Looking back on that phone call from the Coroner's office, we were so excited about finding Dad. We were jubilant, almost like he was coming home.
What a story! And what's amazing here is we have an author writing about a crash in 1979, then jumps back 20+ years with a flashback, but because it all builds on this theme of their dad rushing to the rescue, it beautifully flows together.
Show vs. Tell #3 - Don't Always Need a Reason
Two examples above, the editor wanted stories to enhance specific character descriptions.
But sometimes an editor will encourage the author just to come up with memorable stories. Worry about where they fit later.
The result? Here's a story Kim added in during the editing process.
One memory of Dad that set an example for me, and it's something I've reflected on throughout my life, was on Christmas Eve, 1975. Christmas Eve festivities were in full swing around the punch bowl when the phone rang. I answered and it was Dad's sister, Corrinne, who lived in Wisconsin. She asked to speak with Dad. I handed Dad the phone, and a few minutes later, he returned to the party and continued to be the host with the most. It wasn't until the following morning when he told Mom and me that his dad had passed away. That's what the phone call was all about the night before.

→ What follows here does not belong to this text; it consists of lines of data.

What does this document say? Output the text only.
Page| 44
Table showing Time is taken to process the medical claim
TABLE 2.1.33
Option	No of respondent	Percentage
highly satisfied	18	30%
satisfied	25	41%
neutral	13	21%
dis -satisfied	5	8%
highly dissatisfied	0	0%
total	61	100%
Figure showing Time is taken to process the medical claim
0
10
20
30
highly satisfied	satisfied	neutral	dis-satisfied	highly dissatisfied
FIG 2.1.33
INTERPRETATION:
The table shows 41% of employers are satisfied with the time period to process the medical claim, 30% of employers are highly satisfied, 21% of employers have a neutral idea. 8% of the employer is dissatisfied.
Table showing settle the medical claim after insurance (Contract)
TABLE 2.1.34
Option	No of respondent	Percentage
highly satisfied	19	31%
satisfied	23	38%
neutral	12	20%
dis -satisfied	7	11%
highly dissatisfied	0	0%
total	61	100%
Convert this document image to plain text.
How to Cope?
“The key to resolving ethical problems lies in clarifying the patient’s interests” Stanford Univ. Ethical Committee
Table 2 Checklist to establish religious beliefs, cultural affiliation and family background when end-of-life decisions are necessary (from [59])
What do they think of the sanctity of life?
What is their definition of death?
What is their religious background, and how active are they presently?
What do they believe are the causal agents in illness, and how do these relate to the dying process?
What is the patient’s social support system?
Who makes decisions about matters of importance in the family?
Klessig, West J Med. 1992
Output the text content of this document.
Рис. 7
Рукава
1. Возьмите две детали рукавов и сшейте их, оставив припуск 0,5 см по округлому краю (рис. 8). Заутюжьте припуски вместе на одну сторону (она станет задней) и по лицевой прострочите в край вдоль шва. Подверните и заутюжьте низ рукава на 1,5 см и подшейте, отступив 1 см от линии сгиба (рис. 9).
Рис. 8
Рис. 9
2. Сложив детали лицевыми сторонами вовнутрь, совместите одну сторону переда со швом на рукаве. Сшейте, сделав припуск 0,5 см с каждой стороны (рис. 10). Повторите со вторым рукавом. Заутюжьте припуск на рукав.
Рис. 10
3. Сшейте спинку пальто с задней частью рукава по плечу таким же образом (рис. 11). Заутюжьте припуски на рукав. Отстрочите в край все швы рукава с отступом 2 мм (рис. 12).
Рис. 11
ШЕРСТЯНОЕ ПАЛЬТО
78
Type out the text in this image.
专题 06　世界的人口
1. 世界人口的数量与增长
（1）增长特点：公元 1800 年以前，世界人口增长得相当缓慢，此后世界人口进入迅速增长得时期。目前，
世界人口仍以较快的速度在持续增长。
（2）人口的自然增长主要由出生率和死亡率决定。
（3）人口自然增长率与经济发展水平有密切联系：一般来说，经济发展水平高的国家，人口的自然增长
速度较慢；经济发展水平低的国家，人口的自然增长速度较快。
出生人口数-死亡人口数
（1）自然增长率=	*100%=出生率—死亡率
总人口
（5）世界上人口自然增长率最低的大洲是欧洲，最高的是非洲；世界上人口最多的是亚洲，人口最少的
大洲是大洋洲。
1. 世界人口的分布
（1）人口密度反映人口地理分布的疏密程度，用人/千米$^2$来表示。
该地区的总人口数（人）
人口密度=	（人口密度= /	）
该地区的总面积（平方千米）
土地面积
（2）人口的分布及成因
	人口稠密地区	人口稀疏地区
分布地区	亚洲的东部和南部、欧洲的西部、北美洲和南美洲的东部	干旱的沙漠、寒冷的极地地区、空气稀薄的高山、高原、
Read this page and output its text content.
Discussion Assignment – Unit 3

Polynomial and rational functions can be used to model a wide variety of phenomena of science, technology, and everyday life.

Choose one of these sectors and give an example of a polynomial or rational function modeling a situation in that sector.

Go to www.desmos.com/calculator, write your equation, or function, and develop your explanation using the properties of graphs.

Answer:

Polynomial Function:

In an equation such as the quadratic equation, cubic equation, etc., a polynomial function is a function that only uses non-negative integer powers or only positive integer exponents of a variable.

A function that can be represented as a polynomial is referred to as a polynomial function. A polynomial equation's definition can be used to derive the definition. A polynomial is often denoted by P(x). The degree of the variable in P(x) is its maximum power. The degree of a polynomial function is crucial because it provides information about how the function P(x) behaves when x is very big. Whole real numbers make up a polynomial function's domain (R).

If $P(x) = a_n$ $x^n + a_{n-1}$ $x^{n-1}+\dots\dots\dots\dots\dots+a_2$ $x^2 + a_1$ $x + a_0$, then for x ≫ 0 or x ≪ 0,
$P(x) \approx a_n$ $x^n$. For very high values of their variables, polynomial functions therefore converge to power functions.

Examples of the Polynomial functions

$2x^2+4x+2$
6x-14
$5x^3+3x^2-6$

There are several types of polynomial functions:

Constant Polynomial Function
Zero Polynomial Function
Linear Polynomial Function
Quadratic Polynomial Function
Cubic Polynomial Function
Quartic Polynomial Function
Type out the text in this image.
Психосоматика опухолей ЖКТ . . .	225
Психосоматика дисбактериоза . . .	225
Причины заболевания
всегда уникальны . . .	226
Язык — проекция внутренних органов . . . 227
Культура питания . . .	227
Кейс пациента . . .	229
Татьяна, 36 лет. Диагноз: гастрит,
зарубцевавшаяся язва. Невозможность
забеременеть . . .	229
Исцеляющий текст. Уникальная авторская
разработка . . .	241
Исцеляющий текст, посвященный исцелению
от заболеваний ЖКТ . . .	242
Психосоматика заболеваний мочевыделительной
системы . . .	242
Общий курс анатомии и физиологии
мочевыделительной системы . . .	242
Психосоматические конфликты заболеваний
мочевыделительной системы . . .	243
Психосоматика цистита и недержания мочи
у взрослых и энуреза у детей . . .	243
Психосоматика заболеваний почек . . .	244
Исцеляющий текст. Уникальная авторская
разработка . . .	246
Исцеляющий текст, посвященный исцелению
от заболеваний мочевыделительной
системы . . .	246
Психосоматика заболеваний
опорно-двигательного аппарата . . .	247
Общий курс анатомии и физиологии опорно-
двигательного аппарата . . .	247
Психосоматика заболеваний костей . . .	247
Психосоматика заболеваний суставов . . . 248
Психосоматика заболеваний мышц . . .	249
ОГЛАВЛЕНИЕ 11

"Why didn't you tell us last night?" I remember asking.
"There was nothing I could do at that moment," Dad replied. "Christmas was in full swing, and I didn't want to put an end to a happy occasion. There are plenty of days ahead to mourn his loss. He lived a long life (93 years), and he wouldn't have wanted his death to stop or disrupt a Christmas gathering."
We learn a lot about their dad in this scene, but it's hard to boil it down into one sentence or a 2-word character description.
This showed he was thoughtful? Put others first? Wanted people to have a good time?
None of those summaries do it justice. The book needed this little 3-paragraph scene -- just like it needed the Irish headstand and the dad to the rescue delivery room story.
Editors love stories. They love making books the best they can possibly be. No reason to be intimidated. Just tell 'em a story.